O processo de contestação, que busca garantir o ressarcimento de valores descontados indevidamente, permite que os beneficiários iniciem o procedimento sem necessidade de recorrer ao judiciário. Para solicitar a devolução de quantias descontadas entre março de 2020 e março de 2025, o segurado pode verificar sua situação nos canais oficiais do INSS ou em uma das aproximadamente 5 mil agências dos Correios espalhadas pelo país. Os pedidos de ressarcimento podem ser realizados sem custos por meio do aplicativo Meu INSS, no site oficial ou pela Central de Atendimento 135.
Após a solicitação, as entidades que realizaram os descontos terão 15 dias úteis para se manifestar. Se não houver resposta ou se a documentação apresentada for considerada irregular, os beneficiários poderão optar por um acordo para a recuperação dos valores. Uma vez aceito o acordo, o valor será creditado na conta do benefício em até três dias úteis.

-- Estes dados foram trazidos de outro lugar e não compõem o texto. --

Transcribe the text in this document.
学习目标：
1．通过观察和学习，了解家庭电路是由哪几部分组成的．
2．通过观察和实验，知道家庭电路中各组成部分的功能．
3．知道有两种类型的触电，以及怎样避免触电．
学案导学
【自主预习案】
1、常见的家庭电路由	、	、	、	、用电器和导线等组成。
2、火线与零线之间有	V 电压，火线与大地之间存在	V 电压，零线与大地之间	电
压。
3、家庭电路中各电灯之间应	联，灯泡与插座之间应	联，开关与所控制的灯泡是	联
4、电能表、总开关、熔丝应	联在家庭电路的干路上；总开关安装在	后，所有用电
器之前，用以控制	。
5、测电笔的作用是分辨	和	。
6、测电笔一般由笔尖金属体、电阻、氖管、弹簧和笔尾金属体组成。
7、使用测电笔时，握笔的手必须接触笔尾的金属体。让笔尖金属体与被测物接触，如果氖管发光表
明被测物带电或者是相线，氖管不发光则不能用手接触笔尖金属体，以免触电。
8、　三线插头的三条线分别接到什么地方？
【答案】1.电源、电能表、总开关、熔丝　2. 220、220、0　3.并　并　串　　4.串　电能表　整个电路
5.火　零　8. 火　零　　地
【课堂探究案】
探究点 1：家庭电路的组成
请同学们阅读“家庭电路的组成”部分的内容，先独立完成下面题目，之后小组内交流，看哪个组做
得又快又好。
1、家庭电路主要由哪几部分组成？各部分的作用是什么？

Vale destacar que os reembolsos são tratados de forma automática para certos grupos, como indígenas, quilombolas e idosos com mais de 80 anos, sem que seja necessário um pedido manual.
Até o momento, mais de 6,4 milhões de pessoas já contestaram descontos, resultando na devolução de quase R$ 3 bilhões a segurados em todo o país. O INSS ressalta que a segurança dos dados e informações pessoais é prioridade; portanto, recomenda cautela com mensagens suspeitas e a não contratação de intermediários que possam oferecer serviços fraudulentos em troca de taxas.
Assim, o instituto continua a agir em defesa dos direitos dos segurados, tentando minimizar as consequências de eventuais fraudes e garantir que os benefícios sejam tratados com a integridade que as questões previdenciárias exigem.